The world’s banks have largely been spared during the Covid-19 pandemic — unlike during the global financial crisis — but there remain a group of weak banks that could still face challenges, cautions a report from the Bank for International Settlements (BIS).

In a staff bulletin that examines the resilience of banks based on their market valuation, capital strength and stress test performances, the BIS said that Covid-19 has been an “unusual crisis” for the banking system.

“Despite an unprecedented stop in global economic activity, bank losses have been modest even as lending has remained strong,” the organization noted.

Unlike with the global financial crisis, where spikes in unemployment and bankruptcies inflicted losses on banks that caused them to limit lending, “in this crisis banks not only avoided deleveraging but lending actually increased,” the report said.

Strong performance by the banks was largely due to the extraordinary levels of government support, both monetary and fiscal, that were unleashed in the face of the pandemic.

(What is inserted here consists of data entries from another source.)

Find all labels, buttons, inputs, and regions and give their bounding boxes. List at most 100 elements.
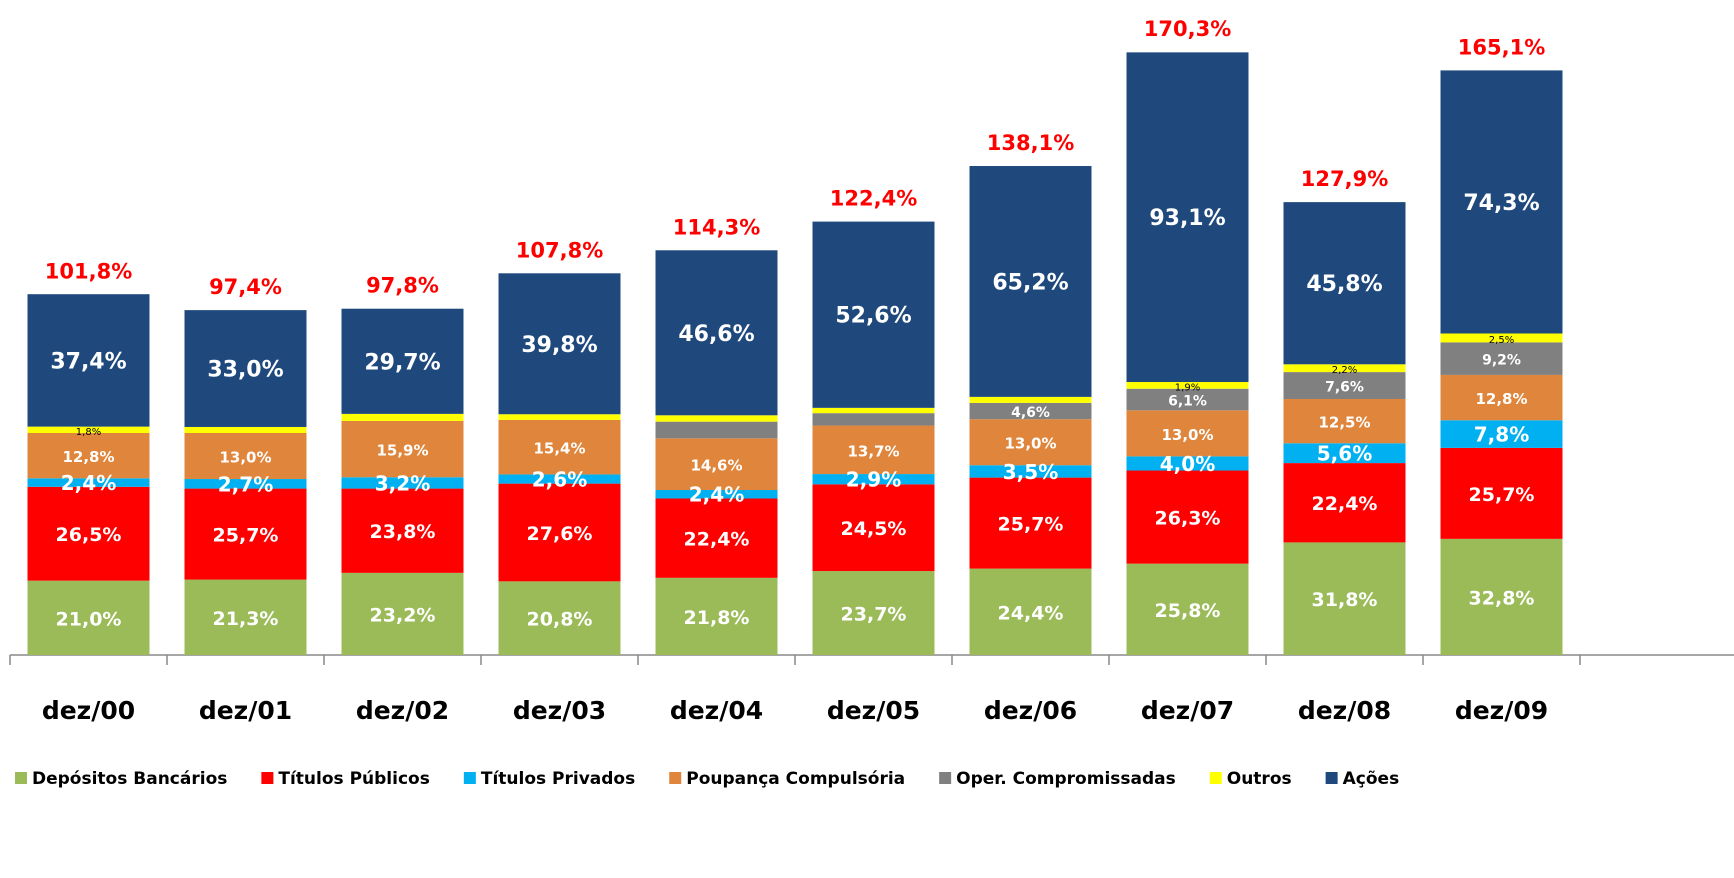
- data-label: 29,7%: [364, 350, 440, 375]
- bar-segment: [1283, 202, 1406, 365]
- legend-label: Depósitos Bancários: [32, 769, 227, 789]
- data-label: 25,7%: [1469, 484, 1535, 506]
- bar-segment: [1283, 398, 1406, 444]
- total-label: 122,4%: [830, 187, 917, 211]
- bar-segment: [341, 477, 464, 489]
- legend-label: Oper. Compromissadas: [956, 769, 1176, 789]
- data-label: 5,6%: [1317, 442, 1372, 466]
- data-label: 12,5%: [1318, 414, 1370, 432]
- x-tick-label: dez/06: [984, 696, 1077, 725]
- data-label: 23,2%: [370, 604, 436, 626]
- data-label: 27,6%: [527, 523, 593, 545]
- x-tick-label: dez/02: [356, 696, 449, 725]
- legend-swatch: [1325, 772, 1338, 784]
- bar-segment: [184, 579, 307, 655]
- data-label: 20,8%: [527, 609, 593, 631]
- legend-label: Títulos Públicos: [278, 769, 429, 789]
- bar-segment: [1440, 333, 1563, 343]
- bar-segment: [341, 413, 464, 421]
- data-label: 21,3%: [213, 608, 279, 630]
- data-label: 23,7%: [841, 604, 907, 626]
- bar-segment: [341, 572, 464, 655]
- data-label: 1,9%: [1175, 382, 1200, 393]
- bar-segment: [812, 413, 935, 426]
- data-label: 13,7%: [847, 442, 899, 460]
- bar-segment: [812, 484, 935, 572]
- bar-segment: [341, 420, 464, 478]
- bar-segment: [812, 571, 935, 655]
- data-label: 3,5%: [1003, 460, 1058, 484]
- data-label: 46,6%: [678, 322, 754, 347]
- bar-segment: [969, 465, 1092, 478]
- x-tick-label: dez/00: [42, 696, 135, 725]
- data-label: 2,5%: [1489, 335, 1514, 346]
- bar-segment: [184, 310, 307, 427]
- bar-segment: [184, 432, 307, 480]
- total-label: 97,8%: [366, 274, 439, 298]
- bar-segment: [655, 421, 778, 439]
- data-label: 15,4%: [533, 440, 585, 458]
- bar-segment: [655, 498, 778, 578]
- bar-segment: [498, 581, 621, 655]
- data-label: 12,8%: [1475, 390, 1527, 408]
- bar-segment: [1126, 470, 1249, 564]
- data-label: 93,1%: [1149, 206, 1225, 231]
- data-label: 2,4%: [61, 471, 116, 495]
- data-label: 13,0%: [1161, 426, 1213, 444]
- bar-segment: [655, 577, 778, 655]
- data-label: 37,4%: [50, 349, 126, 374]
- bar-segment: [1440, 538, 1563, 655]
- data-label: 2,2%: [1332, 365, 1357, 376]
- x-tick-label: dez/04: [670, 696, 763, 725]
- data-label: 32,8%: [1469, 587, 1535, 609]
- data-label: 25,7%: [998, 514, 1064, 536]
- bar-segment: [969, 477, 1092, 569]
- data-label: 22,4%: [684, 529, 750, 551]
- legend-label: Títulos Privados: [481, 769, 635, 789]
- data-label: 23,8%: [370, 521, 436, 543]
- total-label: 107,8%: [516, 238, 603, 262]
- bar-segment: [812, 474, 935, 485]
- bar-segment: [1440, 342, 1563, 375]
- data-label: 39,8%: [521, 333, 597, 358]
- bar-segment: [498, 414, 621, 420]
- total-label: 138,1%: [987, 131, 1074, 155]
- data-label: 4,6%: [1011, 405, 1050, 421]
- total-label: 97,4%: [209, 275, 282, 299]
- bar-segment: [655, 250, 778, 416]
- legend-swatch: [939, 772, 952, 784]
- bar-segment: [969, 166, 1092, 397]
- bar-segment: [812, 221, 935, 408]
- data-label: 52,6%: [835, 304, 911, 329]
- bar-segment: [1126, 52, 1249, 383]
- data-label: 2,9%: [846, 468, 901, 492]
- bar-segment: [812, 407, 935, 414]
- data-label: 3,2%: [375, 471, 430, 495]
- legend-swatch: [669, 772, 682, 784]
- total-label: 165,1%: [1458, 35, 1545, 59]
- bar-segment: [1440, 374, 1563, 421]
- data-label: 15,9%: [376, 442, 428, 460]
- bar-segment: [1440, 420, 1563, 448]
- bar-segment: [341, 488, 464, 573]
- bar-segment: [812, 425, 935, 475]
- bar-segment: [1283, 443, 1406, 464]
- bar-segment: [184, 426, 307, 433]
- data-label: 2,4%: [689, 483, 744, 507]
- legend-swatch: [261, 772, 274, 784]
- bar-segment: [498, 474, 621, 484]
- data-label: 24,4%: [998, 602, 1064, 624]
- data-label: 65,2%: [992, 270, 1068, 295]
- data-label: 1,8%: [76, 427, 101, 438]
- legend-swatch: [15, 772, 27, 784]
- bar-segment: [27, 432, 150, 479]
- bar-segment: [498, 273, 621, 415]
- x-tick-label: dez/07: [1141, 696, 1234, 725]
- data-label: 7,6%: [1325, 380, 1364, 396]
- total-label: 114,3%: [673, 215, 760, 239]
- data-label: 4,0%: [1160, 452, 1215, 476]
- bar-segment: [655, 438, 778, 490]
- bar-segment: [1283, 364, 1406, 373]
- total-label: 127,9%: [1301, 167, 1388, 191]
- bar-segment: [969, 419, 1092, 466]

As a result, loan losses have remained low, “not least owing to comprehensive policy support, which has contained corporate insolvencies as well as risks to banks, through loan guarantees,” the BIS said.

The report also found that investors remained confident in the continued resilience of banks.

“An assessment of 360 of the largest 500 institutions from 50 jurisdictions shows that market valuations have broadly recovered from the troughs observed at the onset of the pandemic,” it said.

Yet, at the same time, the analysis also indicated that there remains “a weaker tail of banks” that are still struggling with weak profitability and potential credit losses, which could yet threaten some banks’ resilience.

“These banks, mainly from Asia and Europe, appear particularly exposed to potential setbacks in economic growth and an associated increase of credit losses once crisis-related policy support and prudential relief are phased out,” the BIS said.

These are weaknesses that largely existed before the pandemic, the report noted, as the banks in the “weak tail” now were generally already in that position when Covid-19 hit.

“This finding suggests that the focus should be on weaknesses in these banks’ business models that have been accentuated, but not caused, by the crisis,” the report said.